In an account drawing on many previously untapped sources, Hitler metamorphoses from an obscure fantasist, a "drummer" sounding an insistent beat of hatred in Munich beer halls, to the instigator of an infamous failed putsch and, ultimately, to the leadership of a ragtag alliance of right-wing parties fused into a movement that enthralled the German people.

©1998 Ian Kershaw (P)2015 Audible, Ltd

Customer Reviews

1-5 of 2 reviews

  • Jill Brown

    Splendid, sobering, scholarly account

    This is an abridged version of Ian Kershaw’s scholarly biographies of Hitler and so contains faultless research and analysis. It is complete and comprehensive in its telling of Hitler’s upbringing and youth, his experiences in the First World War and his astonishing rise to power. Kershaw’s writing is disciplined and contained, but the shock of what he reveals is horrifying. Compelling, disturbing and revealing. It will change your world view.

    7 people found this helpful

    November 24, 2016
  • Tom

    How To Conquer Europe and Alienate People

    Would you consider the audio edition of Hitler to be better than the print version?
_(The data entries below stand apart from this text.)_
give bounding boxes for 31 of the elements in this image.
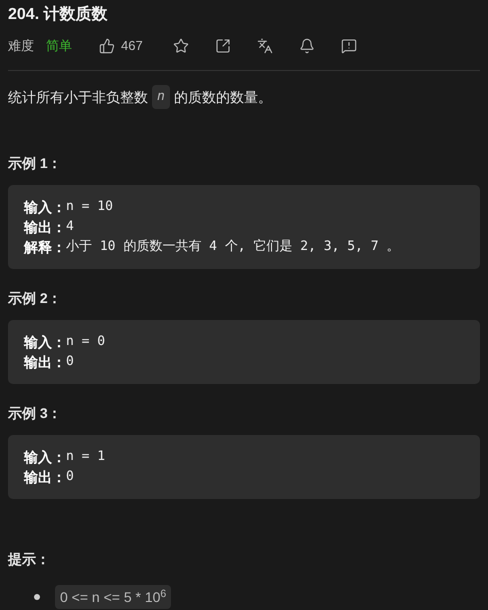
difficulty-label: 难度 [8,37,34,56]
difficulty-level: 简单 [46,37,72,56]
example-label: 输入： [24,333,66,352]
example-label: 输出： [24,218,66,237]
example-heading: 示例 3： [8,404,62,423]
thumbs-up-icon [99,38,115,54]
example-label: 解释： [24,238,66,257]
example-value: 0 [66,468,74,486]
like-button[interactable]: 467 [99,36,143,56]
example-value: n = 1 [66,448,106,466]
example-label: 输出： [24,468,66,487]
hint-constraint: 0 <= n <= 5 * 10$^{6}$ [55,585,172,609]
example-label: 输入： [24,198,66,217]
bullet-icon [34,594,40,600]
share-icon[interactable] [214,38,231,54]
example-value: 小于 10 的质数一共有 4 个, 它们是 2, 3, 5, 7 。 [66,238,400,256]
example-value: 4 [66,218,74,236]
bell-icon[interactable] [298,38,315,54]
example-heading: 示例 2： [8,289,62,308]
problem-description: 统计所有小于非负整数 n 的质数的数量。 [8,85,480,109]
example-value: n = 10 [66,198,113,216]
star-icon[interactable] [172,38,189,54]
feedback-icon[interactable] [340,38,357,54]
example-value: n = 0 [66,333,106,351]
hints-heading: 提示： [8,550,50,569]
example-label: 输出： [24,353,66,372]
example-value: 0 [66,353,74,371]
example-heading: 示例 1： [8,154,62,173]
example-label: 输入： [24,448,66,467]
problem-title: 204. 计数质数 [8,4,109,25]
translate-icon[interactable] [256,38,273,54]
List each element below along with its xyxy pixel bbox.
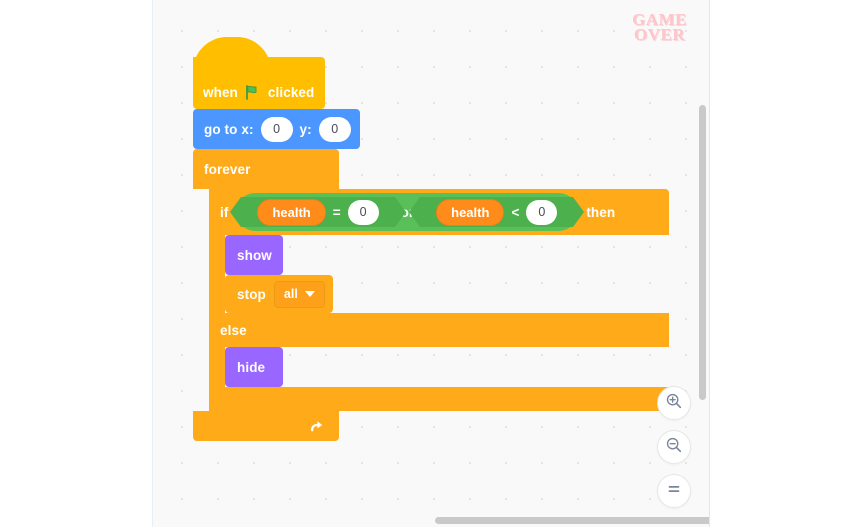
stop-label: stop — [237, 286, 266, 302]
operator-or-block[interactable]: health = 0 or health < 0 — [230, 193, 585, 231]
forever-label: forever — [204, 161, 251, 177]
chevron-down-icon — [304, 291, 315, 297]
if-else-branch: hide — [209, 347, 669, 387]
show-label: show — [237, 247, 272, 263]
if-else-left-spine — [209, 347, 225, 387]
zoom-out-button[interactable] — [657, 430, 691, 464]
lessthan-value-input[interactable]: 0 — [526, 199, 558, 225]
magnifier-minus-icon — [665, 436, 683, 459]
then-label: then — [586, 204, 616, 220]
block-stop[interactable]: stop all — [225, 275, 333, 313]
stop-target-dropdown[interactable]: all — [273, 280, 325, 308]
variable-health-left[interactable]: health — [257, 198, 326, 226]
clicked-label: clicked — [267, 85, 315, 100]
vertical-scrollbar[interactable] — [699, 105, 706, 400]
green-flag-icon — [245, 85, 261, 100]
forever-body: if health = 0 or health < 0 then show st… — [209, 189, 669, 411]
if-then-left-spine — [209, 235, 225, 313]
script-stack[interactable]: when clicked go to x: 0 y: 0 forever if … — [193, 37, 669, 441]
equals-value-input[interactable]: 0 — [347, 199, 379, 225]
loop-arrow-icon — [308, 418, 325, 435]
block-editor-screen: GAME OVER when clicked go to x: 0 y: 0 f… — [0, 0, 862, 527]
if-label: if — [220, 204, 229, 220]
blocks-workspace[interactable]: GAME OVER when clicked go to x: 0 y: 0 f… — [152, 0, 710, 527]
if-else-separator: else — [209, 313, 669, 347]
block-when-flag-clicked[interactable]: when clicked — [193, 37, 325, 113]
horizontal-scrollbar[interactable] — [435, 517, 709, 524]
lessthan-symbol: < — [511, 204, 520, 220]
block-go-to-xy[interactable]: go to x: 0 y: 0 — [193, 109, 360, 153]
block-if-else[interactable]: if health = 0 or health < 0 then show st… — [209, 189, 669, 411]
hide-label: hide — [237, 359, 266, 375]
goto-y-input[interactable]: 0 — [318, 116, 351, 142]
equals-symbol: = — [332, 204, 341, 220]
watermark-line-2: OVER — [633, 25, 686, 44]
else-label: else — [220, 322, 247, 338]
stop-dropdown-value: all — [283, 287, 298, 301]
equals-icon — [665, 480, 683, 503]
block-forever[interactable]: forever — [193, 149, 339, 189]
operator-equals-block[interactable]: health = 0 — [230, 197, 406, 227]
forever-footer[interactable] — [193, 411, 339, 441]
game-over-watermark: GAME OVER — [632, 11, 687, 44]
goto-x-input[interactable]: 0 — [260, 116, 293, 142]
operator-lessthan-block[interactable]: health < 0 — [409, 197, 585, 227]
zoom-in-button[interactable] — [657, 386, 691, 420]
goto-x-label: go to x: — [204, 121, 254, 137]
if-header-row[interactable]: if health = 0 or health < 0 then — [209, 189, 669, 235]
block-show[interactable]: show — [225, 235, 283, 279]
zoom-reset-button[interactable] — [657, 474, 691, 508]
if-block-footer — [209, 387, 669, 411]
block-hide[interactable]: hide — [225, 347, 283, 387]
forever-header: forever — [193, 149, 339, 189]
goto-y-label: y: — [299, 121, 312, 137]
variable-health-right[interactable]: health — [436, 198, 505, 226]
when-label: when — [203, 85, 238, 100]
if-then-branch: show stop all — [209, 235, 669, 313]
magnifier-plus-icon — [665, 392, 683, 415]
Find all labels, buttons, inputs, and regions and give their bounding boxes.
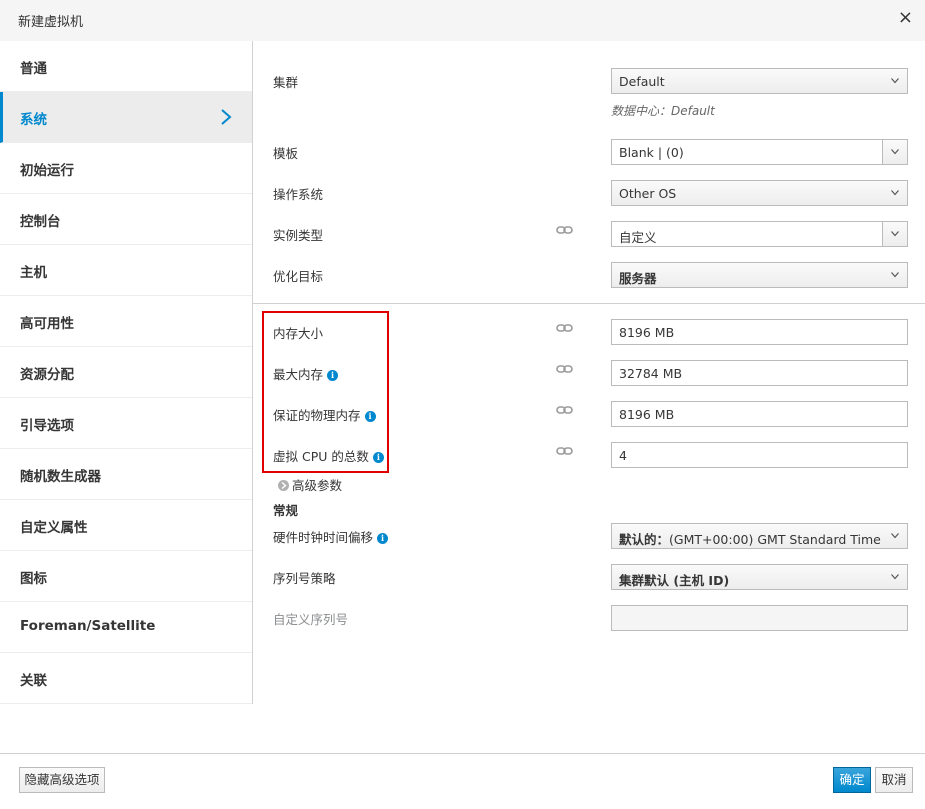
sidebar-item-label: 系统: [20, 112, 47, 128]
cluster-select[interactable]: Default: [611, 68, 908, 94]
link-icon[interactable]: [556, 405, 573, 415]
instance-type-label: 实例类型: [273, 228, 324, 243]
chevron-right-icon: [221, 109, 232, 125]
cluster-row: 集群 Default: [273, 68, 913, 94]
expand-icon: [278, 480, 289, 491]
custom-serial-input[interactable]: [611, 605, 908, 631]
sidebar-item-resource-allocation[interactable]: 资源分配: [0, 347, 252, 398]
optimize-label: 优化目标: [273, 269, 324, 284]
info-icon[interactable]: i: [327, 370, 339, 381]
info-icon[interactable]: i: [377, 533, 389, 544]
serial-policy-select[interactable]: 集群默认 (主机 ID): [611, 564, 908, 590]
optimize-row: 优化目标 服务器: [273, 262, 913, 288]
template-row: 模板 Blank | (0): [273, 139, 913, 165]
memory-label: 内存大小: [273, 326, 324, 341]
chevron-down-icon: [891, 190, 899, 196]
hide-advanced-button[interactable]: 隐藏高级选项: [19, 767, 105, 793]
os-label: 操作系统: [273, 187, 324, 202]
sidebar-item-icon[interactable]: 图标: [0, 551, 252, 602]
chevron-down-icon: [891, 574, 899, 580]
sidebar-item-system[interactable]: 系统: [0, 92, 252, 143]
dialog-title: 新建虚拟机: [18, 15, 84, 30]
footer-divider: [0, 753, 925, 754]
sidebar-item-label: 自定义属性: [20, 520, 88, 536]
serial-policy-row: 序列号策略 集群默认 (主机 ID): [273, 564, 913, 590]
custom-serial-label: 自定义序列号: [273, 612, 349, 627]
template-label: 模板: [273, 146, 299, 161]
sidebar-item-custom-properties[interactable]: 自定义属性: [0, 500, 252, 551]
info-icon[interactable]: i: [372, 452, 384, 463]
sidebar-item-boot-options[interactable]: 引导选项: [0, 398, 252, 449]
template-dropdown-button[interactable]: [882, 140, 907, 164]
sidebar-item-label: 图标: [20, 571, 47, 587]
chevron-down-icon: [891, 272, 899, 278]
custom-serial-row: 自定义序列号: [273, 605, 913, 631]
sidebar-item-label: 资源分配: [20, 367, 74, 383]
guaranteed-memory-row: 保证的物理内存 i 8196 MB: [273, 401, 913, 427]
memory-input[interactable]: 8196 MB: [611, 319, 908, 345]
close-icon[interactable]: ×: [898, 8, 913, 28]
sidebar-item-label: 控制台: [20, 214, 61, 230]
sidebar-item-general[interactable]: 普通: [0, 41, 252, 92]
sidebar-item-initial-run[interactable]: 初始运行: [0, 143, 252, 194]
sidebar-item-label: 引导选项: [20, 418, 74, 434]
sidebar-item-label: 初始运行: [20, 163, 74, 179]
hw-clock-select[interactable]: 默认的：(GMT+00:00) GMT Standard Time: [611, 523, 908, 549]
sidebar-item-console[interactable]: 控制台: [0, 194, 252, 245]
info-icon[interactable]: i: [364, 411, 376, 422]
hw-clock-label: 硬件时钟时间偏移 i: [273, 527, 389, 546]
max-memory-row: 最大内存 i 32784 MB: [273, 360, 913, 386]
link-icon[interactable]: [556, 446, 573, 456]
link-icon[interactable]: [556, 364, 573, 374]
sidebar-item-host[interactable]: 主机: [0, 245, 252, 296]
link-icon[interactable]: [556, 323, 573, 333]
sidebar: 普通 系统 初始运行 控制台 主机 高可用性 资源分配 引导选项 随机数生成器 …: [0, 41, 253, 704]
datacenter-note: 数据中心：Default: [611, 104, 715, 118]
dialog-header: 新建虚拟机 ×: [0, 0, 925, 41]
sidebar-item-high-availability[interactable]: 高可用性: [0, 296, 252, 347]
guaranteed-memory-label: 保证的物理内存 i: [273, 405, 376, 424]
chevron-down-icon: [891, 149, 899, 155]
vcpu-label: 虚拟 CPU 的总数 i: [273, 446, 384, 465]
sidebar-item-rng[interactable]: 随机数生成器: [0, 449, 252, 500]
vcpu-row: 虚拟 CPU 的总数 i 4: [273, 442, 913, 468]
max-memory-input[interactable]: 32784 MB: [611, 360, 908, 386]
system-tab-content: 集群 Default 数据中心：Default 模板 Blank | (0) 操…: [253, 41, 925, 704]
sidebar-item-label: Foreman/Satellite: [20, 618, 156, 634]
sidebar-item-label: 主机: [20, 265, 47, 281]
general-section-title: 常规: [273, 503, 299, 518]
cancel-button[interactable]: 取消: [875, 767, 913, 793]
chevron-down-icon: [891, 231, 899, 237]
instance-type-combobox[interactable]: 自定义: [611, 221, 908, 247]
ok-button[interactable]: 确定: [833, 767, 871, 793]
sidebar-item-label: 高可用性: [20, 316, 74, 332]
chevron-down-icon: [891, 78, 899, 84]
sidebar-item-label: 关联: [20, 673, 47, 689]
link-icon[interactable]: [556, 225, 573, 235]
sidebar-item-affinity[interactable]: 关联: [0, 653, 252, 704]
section-divider: [253, 303, 925, 304]
cluster-label: 集群: [273, 75, 299, 90]
serial-policy-label: 序列号策略: [273, 571, 336, 586]
sidebar-item-label: 随机数生成器: [20, 469, 101, 485]
memory-row: 内存大小 8196 MB: [273, 319, 913, 345]
hw-clock-row: 硬件时钟时间偏移 i 默认的：(GMT+00:00) GMT Standard T…: [273, 523, 913, 549]
instance-type-dropdown-button[interactable]: [882, 222, 907, 246]
template-combobox[interactable]: Blank | (0): [611, 139, 908, 165]
advanced-params-toggle[interactable]: 高级参数: [278, 475, 342, 494]
vcpu-input[interactable]: 4: [611, 442, 908, 468]
sidebar-item-label: 普通: [20, 61, 47, 77]
guaranteed-memory-input[interactable]: 8196 MB: [611, 401, 908, 427]
sidebar-item-foreman-satellite[interactable]: Foreman/Satellite: [0, 602, 252, 653]
max-memory-label: 最大内存 i: [273, 364, 339, 383]
os-row: 操作系统 Other OS: [273, 180, 913, 206]
os-select[interactable]: Other OS: [611, 180, 908, 206]
instance-type-row: 实例类型 自定义: [273, 221, 913, 247]
chevron-down-icon: [891, 533, 899, 539]
optimize-select[interactable]: 服务器: [611, 262, 908, 288]
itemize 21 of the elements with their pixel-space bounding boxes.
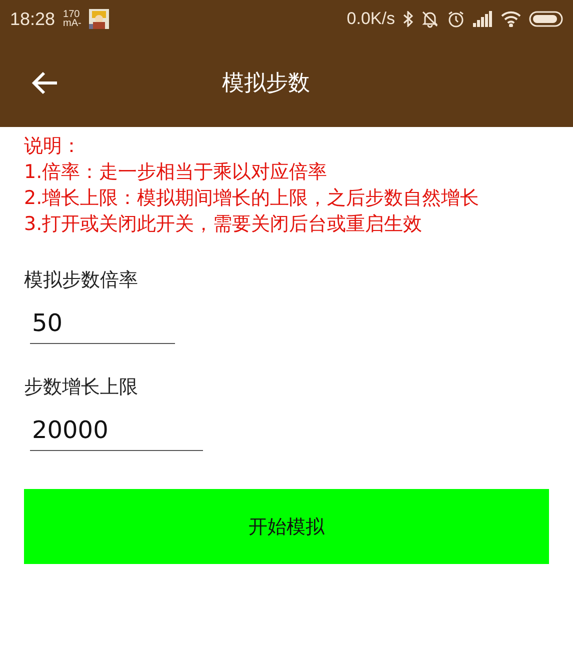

    A printed version of book such as this would undoubtedly be accompanied by photos, maps etc that provide a visual element to the story. Having said that, it’s easy enough to Google such an image if desire as it’s not like his story is small.

    What was one of the most memorable moments of Hitler?

    Certainly the end. It was well written and well read. It was also very enthralling listening to plans and thoughts being fleshed out with the beauty of hindsight on my side.

    Have you listened to any of Damian Lynch’s other performances? How does this one compare?

    I don’t think I have.

    If you made a film of this book, what would be the tag line be?

    Hitler: Putting the Man in Maniac.

    Any additional comments?

    Overall, this was quite an enthralling book. The level of detail is extraordinary however could possibly be culled a fraction (a scary thought when the author admit he already culled 100000 words before publication). I also found I got lost as to when in time we were during the early years. But I’ve come out the other side with what I feel is a pretty intimate idea of who the man was and how on earth he convince a country to go to war.